About Chögyam Trungpa and His Collected Works:
Chögyam Trungpa (1939 - 1987), a Tibetan meditation master, teacher, and artist is widely known as one of the pioneers in bringing Buddhism to the West. He was born in eastern Tibet and was identified as the eleventh descendent in the line of Trungpa tulkus (incarnations of teachers). At age 18, this scholar was Supreme Abbot of the Surmang Monasteries. He fled to India when the Chinese invaded his homeland in 1959. In 1963, Chögyam Trungpa traveled to England where he attended Oxford University as a Spaulding Fellow, studying Western philosophy, religion, art, and language. He established the first Tibetan Buddhist center in Scotland in 1967.

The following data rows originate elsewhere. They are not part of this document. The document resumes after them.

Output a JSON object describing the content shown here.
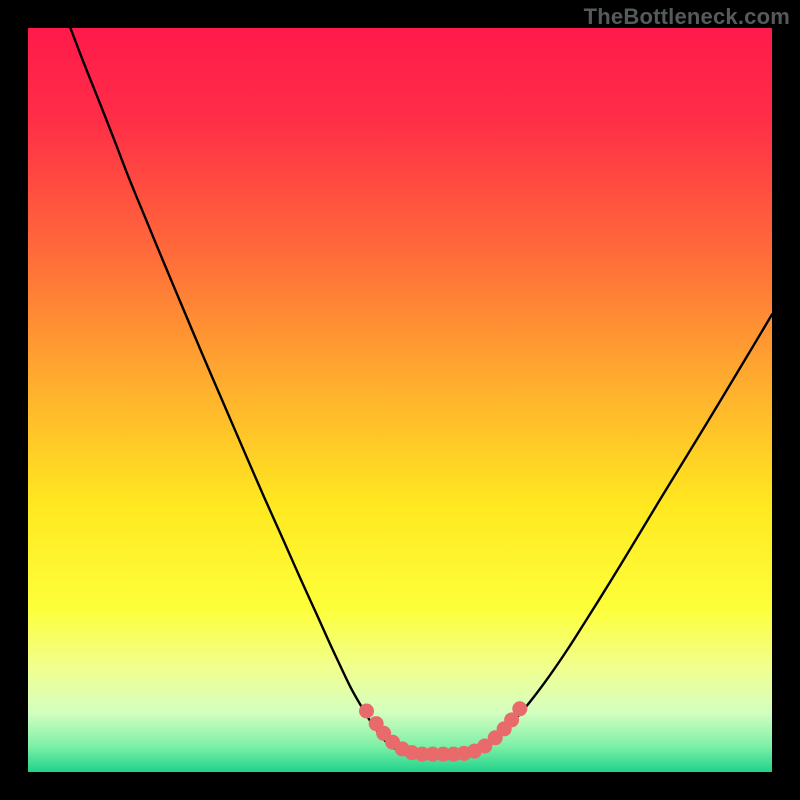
{
  "watermark": "TheBottleneck.com",
  "chart_data": {
    "type": "line",
    "title": "",
    "xlabel": "",
    "ylabel": "",
    "xlim": [
      0,
      1
    ],
    "ylim": [
      0,
      1
    ],
    "background_gradient": {
      "stops": [
        {
          "offset": 0.0,
          "color": "#ff1a4b"
        },
        {
          "offset": 0.12,
          "color": "#ff2d47"
        },
        {
          "offset": 0.3,
          "color": "#ff6a3a"
        },
        {
          "offset": 0.48,
          "color": "#ffae2e"
        },
        {
          "offset": 0.64,
          "color": "#ffe820"
        },
        {
          "offset": 0.78,
          "color": "#fdff3a"
        },
        {
          "offset": 0.86,
          "color": "#f1ff8f"
        },
        {
          "offset": 0.92,
          "color": "#d4ffc0"
        },
        {
          "offset": 0.965,
          "color": "#7ef0a8"
        },
        {
          "offset": 1.0,
          "color": "#20d28a"
        }
      ]
    },
    "series": [
      {
        "name": "left-curve",
        "stroke": "#000000",
        "stroke_width": 2.4,
        "points": [
          {
            "x": 0.057,
            "y": 1.0
          },
          {
            "x": 0.075,
            "y": 0.953
          },
          {
            "x": 0.095,
            "y": 0.903
          },
          {
            "x": 0.115,
            "y": 0.852
          },
          {
            "x": 0.135,
            "y": 0.8
          },
          {
            "x": 0.158,
            "y": 0.744
          },
          {
            "x": 0.182,
            "y": 0.686
          },
          {
            "x": 0.208,
            "y": 0.624
          },
          {
            "x": 0.235,
            "y": 0.56
          },
          {
            "x": 0.263,
            "y": 0.495
          },
          {
            "x": 0.291,
            "y": 0.43
          },
          {
            "x": 0.318,
            "y": 0.368
          },
          {
            "x": 0.344,
            "y": 0.31
          },
          {
            "x": 0.367,
            "y": 0.258
          },
          {
            "x": 0.388,
            "y": 0.212
          },
          {
            "x": 0.406,
            "y": 0.172
          },
          {
            "x": 0.421,
            "y": 0.14
          },
          {
            "x": 0.434,
            "y": 0.113
          },
          {
            "x": 0.447,
            "y": 0.09
          },
          {
            "x": 0.459,
            "y": 0.07
          },
          {
            "x": 0.47,
            "y": 0.054
          },
          {
            "x": 0.481,
            "y": 0.041
          },
          {
            "x": 0.492,
            "y": 0.032
          },
          {
            "x": 0.503,
            "y": 0.027
          },
          {
            "x": 0.512,
            "y": 0.025
          }
        ]
      },
      {
        "name": "flat-bottom",
        "stroke": "#000000",
        "stroke_width": 2.4,
        "points": [
          {
            "x": 0.512,
            "y": 0.025
          },
          {
            "x": 0.53,
            "y": 0.024
          },
          {
            "x": 0.55,
            "y": 0.024
          },
          {
            "x": 0.57,
            "y": 0.024
          },
          {
            "x": 0.586,
            "y": 0.025
          }
        ]
      },
      {
        "name": "right-curve",
        "stroke": "#000000",
        "stroke_width": 2.4,
        "points": [
          {
            "x": 0.586,
            "y": 0.025
          },
          {
            "x": 0.6,
            "y": 0.028
          },
          {
            "x": 0.616,
            "y": 0.036
          },
          {
            "x": 0.634,
            "y": 0.05
          },
          {
            "x": 0.654,
            "y": 0.07
          },
          {
            "x": 0.676,
            "y": 0.096
          },
          {
            "x": 0.7,
            "y": 0.128
          },
          {
            "x": 0.726,
            "y": 0.166
          },
          {
            "x": 0.754,
            "y": 0.21
          },
          {
            "x": 0.784,
            "y": 0.258
          },
          {
            "x": 0.815,
            "y": 0.309
          },
          {
            "x": 0.847,
            "y": 0.362
          },
          {
            "x": 0.88,
            "y": 0.416
          },
          {
            "x": 0.913,
            "y": 0.47
          },
          {
            "x": 0.945,
            "y": 0.523
          },
          {
            "x": 0.975,
            "y": 0.573
          },
          {
            "x": 1.0,
            "y": 0.615
          }
        ]
      }
    ],
    "markers": {
      "color": "#e96a6a",
      "radius_px": 7.5,
      "points": [
        {
          "x": 0.455,
          "y": 0.082
        },
        {
          "x": 0.468,
          "y": 0.065
        },
        {
          "x": 0.478,
          "y": 0.052
        },
        {
          "x": 0.49,
          "y": 0.04
        },
        {
          "x": 0.503,
          "y": 0.031
        },
        {
          "x": 0.516,
          "y": 0.026
        },
        {
          "x": 0.53,
          "y": 0.024
        },
        {
          "x": 0.544,
          "y": 0.024
        },
        {
          "x": 0.558,
          "y": 0.024
        },
        {
          "x": 0.572,
          "y": 0.024
        },
        {
          "x": 0.586,
          "y": 0.025
        },
        {
          "x": 0.6,
          "y": 0.028
        },
        {
          "x": 0.614,
          "y": 0.035
        },
        {
          "x": 0.628,
          "y": 0.046
        },
        {
          "x": 0.64,
          "y": 0.058
        },
        {
          "x": 0.65,
          "y": 0.07
        },
        {
          "x": 0.661,
          "y": 0.085
        }
      ]
    }
  }
}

In 1970, he was invited to teach in the United States; he settled down in Boulder, Colorado. Over the years, he established over 100 meditation centers in America, Canada, and Europe. Trungpa Rinpoche set up Shambhala International in 1973 to coordinate the activities of these centers. He also founded Naropa Institute (now Naropa University), an innovative college that combines contemplative studies with a liberal arts curriculum. A secular program for meditation called Shambhala Training was established in 1976. In 1986, Trungpa Rinpoche moved the center of his activities from Boulder to Halifax, Canada, where he died the following year.

Carolyn Rose Gimian, editor of The Essential Chögyam Trungpa (1999), is the compiler and editor of The Collected Works of Chögyam Trungpa. In each of these eight volumes, she provides an overview of the material.

About This Volume:
Volume Two focuses on this Tibetan teacher's insights on psychology. The overarching theme is the link between meditation, mind, and the development of compassion and awareness. In The Path Is the Goal: A Basic Handbook of Buddhist Meditation (1995), he explores how mindfulness leads to openness, insight and freedom. Training the Mind and Cultivating Loving-Kindness (1993) is a very practical work explaining the 59 slogans used by Tibetan Buddhists for centuries as a lauchpad for compassionate living in everyday life. Three other books revolve around human consciousness, emptiness, and spirituality as a discipline. Among the many fascinating selected writings in this volume are "The Lion's Roar" on emotions, "Relating with Death" on being with a dying person, and five articles from Choögyam Trungpa's participation in Christian-Buddhist Meditation conferences at Naropa in the 1980s.